Chapter 13Verse 15 of 34

Bhagavad Gita 13.15

बहिरन्तश्च भूतानामचरं चरमेव च। सूक्ष्मत्वात्तदविज्ञेयं दूरस्थं चान्तिके च तत्॥

bahir antaś ca bhūtānām acaraṁ caram eva ca sūkṣmatvāt tad avijñeyaṁ dūra-sthaṁ cāntike ca tat

Translation

Outside and inside beings, unmoving and moving; by reason of its subtlety it is unknowable; it is far and also near.

More pairs. Outside beings and inside them. Unmoving and moving at once. Subtle enough to be unknowable. Far and near simultaneously.
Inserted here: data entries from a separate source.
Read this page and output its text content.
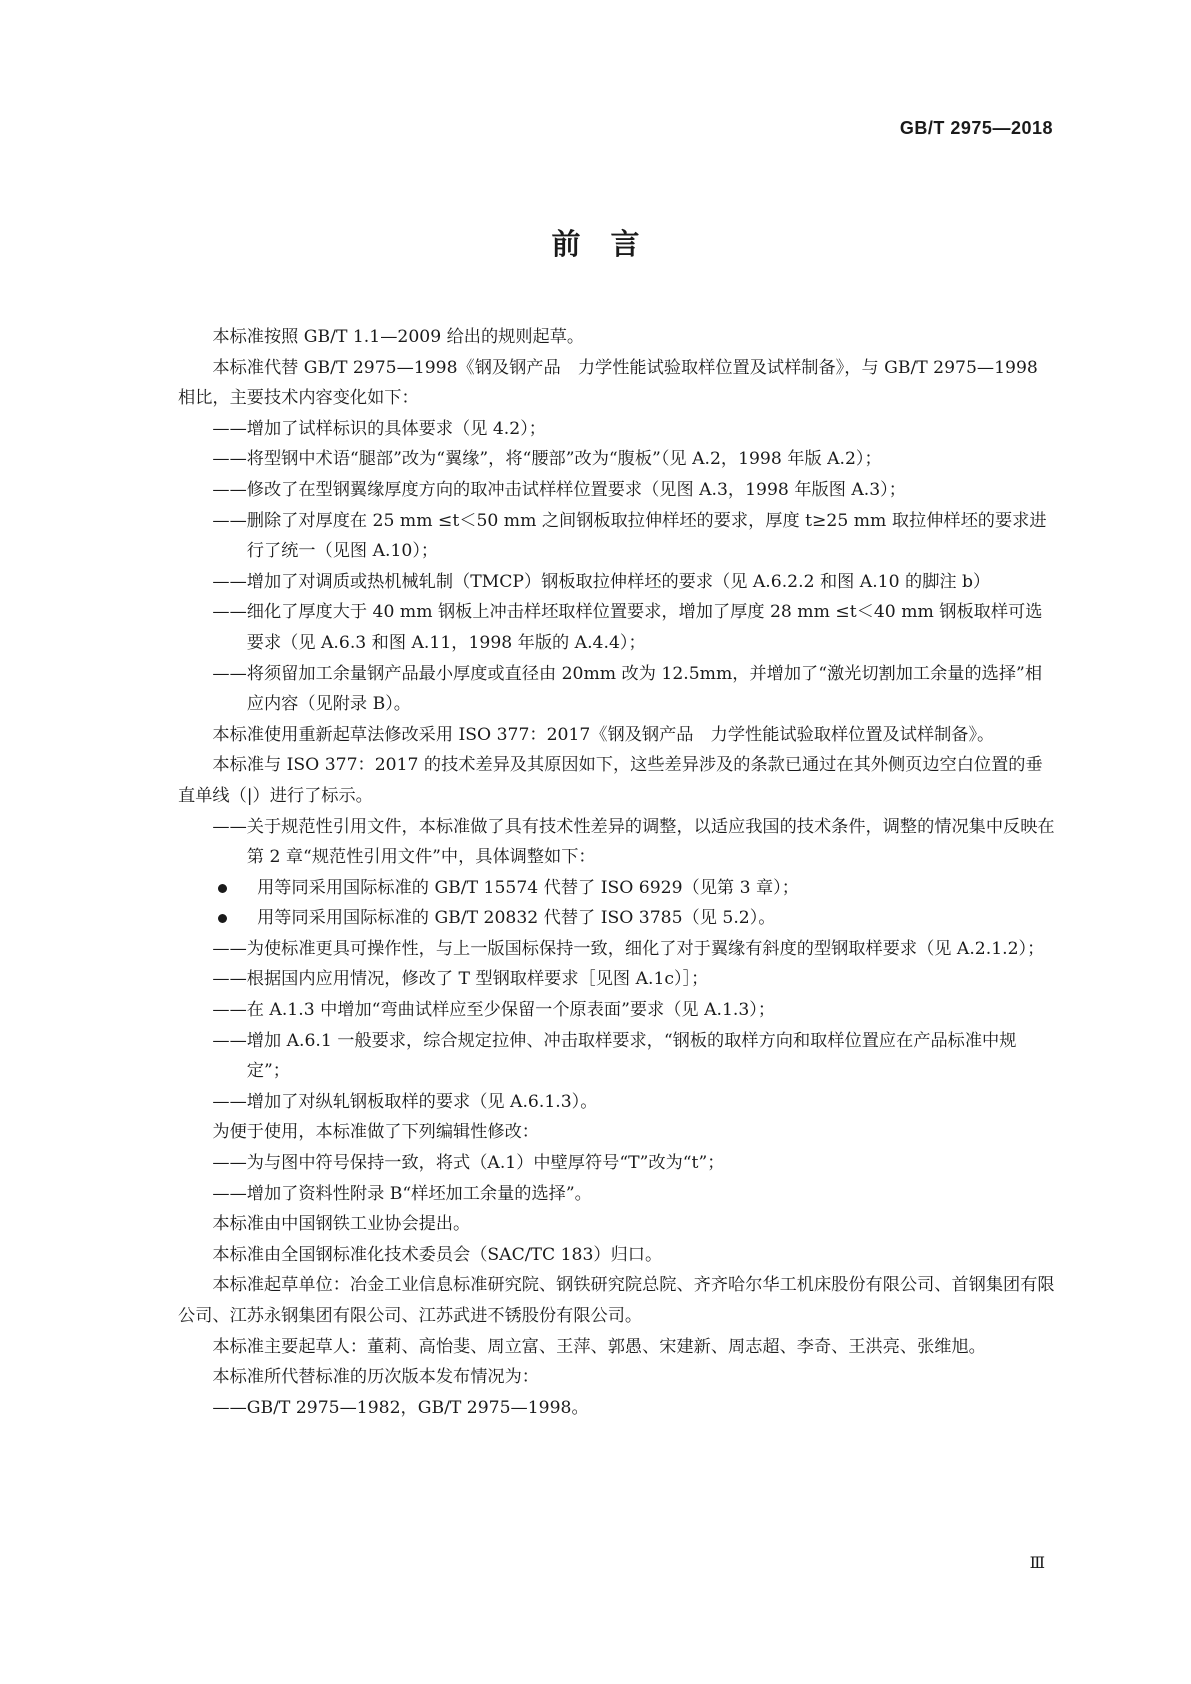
GB/T 2975—2018
前言

本标准按照 GB/T 1.1—2009 给出的规则起草。

本标准代替 GB/T 2975—1998《钢及钢产品　力学性能试验取样位置及试样制备》，与 GB/T 2975—1998 相比，主要技术内容变化如下：

——增加了试样标识的具体要求（见 4.2）；

——将型钢中术语“腿部”改为“翼缘”，将“腰部”改为“腹板”（见 A.2，1998 年版 A.2）；

——修改了在型钢翼缘厚度方向的取冲击试样样位置要求（见图 A.3，1998 年版图 A.3）；

——删除了对厚度在 25 mm ≤t＜50 mm 之间钢板取拉伸样坯的要求，厚度 t≥25 mm 取拉伸样坯的要求进行了统一（见图 A.10）；

——增加了对调质或热机械轧制（TMCP）钢板取拉伸样坯的要求（见 A.6.2.2 和图 A.10 的脚注 b）

——细化了厚度大于 40 mm 钢板上冲击样坯取样位置要求，增加了厚度 28 mm ≤t＜40 mm 钢板取样可选要求（见 A.6.3 和图 A.11，1998 年版的 A.4.4）；

——将须留加工余量钢产品最小厚度或直径由 20mm 改为 12.5mm，并增加了“激光切割加工余量的选择”相应内容（见附录 B）。

本标准使用重新起草法修改采用 ISO 377：2017《钢及钢产品　力学性能试验取样位置及试样制备》。

本标准与 ISO 377：2017 的技术差异及其原因如下，这些差异涉及的条款已通过在其外侧页边空白位置的垂直单线（|）进行了标示。

——关于规范性引用文件，本标准做了具有技术性差异的调整，以适应我国的技术条件，调整的情况集中反映在第 2 章“规范性引用文件”中，具体调整如下：

用等同采用国际标准的 GB/T 15574 代替了 ISO 6929（见第 3 章）；

用等同采用国际标准的 GB/T 20832 代替了 ISO 3785（见 5.2）。

——为使标准更具可操作性，与上一版国标保持一致，细化了对于翼缘有斜度的型钢取样要求（见 A.2.1.2）；

——根据国内应用情况，修改了 T 型钢取样要求［见图 A.1c）］；

——在 A.1.3 中增加“弯曲试样应至少保留一个原表面”要求（见 A.1.3）；

——增加 A.6.1 一般要求，综合规定拉伸、冲击取样要求，“钢板的取样方向和取样位置应在产品标准中规定”；

——增加了对纵轧钢板取样的要求（见 A.6.1.3）。

为便于使用，本标准做了下列编辑性修改：

——为与图中符号保持一致，将式（A.1）中壁厚符号“T”改为“t”；

——增加了资料性附录 B“样坯加工余量的选择”。

本标准由中国钢铁工业协会提出。

本标准由全国钢标准化技术委员会（SAC/TC 183）归口。

本标准起草单位：冶金工业信息标准研究院、钢铁研究院总院、齐齐哈尔华工机床股份有限公司、首钢集团有限公司、江苏永钢集团有限公司、江苏武进不锈股份有限公司。

本标准主要起草人：董莉、高怡斐、周立富、王萍、郭愚、宋建新、周志超、李奇、王洪亮、张维旭。

本标准所代替标准的历次版本发布情况为：

——GB/T 2975—1982，GB/T 2975—1998。

Ⅲ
The series teaches by repetition. Wherever ordinary thought wants to place brahman, the verse puts it in two places at once. Avijneyam by sukshmatva: unknowable because of subtlety, not because of distance. Brahman is too fine for the cognitive instruments most people use. Far means distant from what you currently take yourself to be. Near means closer than your own breath. Both true. The pedagogical strategy throughout this section is to refuse the listener every available handle. Eventually the listener notices that no handle is needed. That noticing is itself the knowing this verse points to.

Reflection

Try the move: name brahman as far. Then as near. Both true, neither sufficient.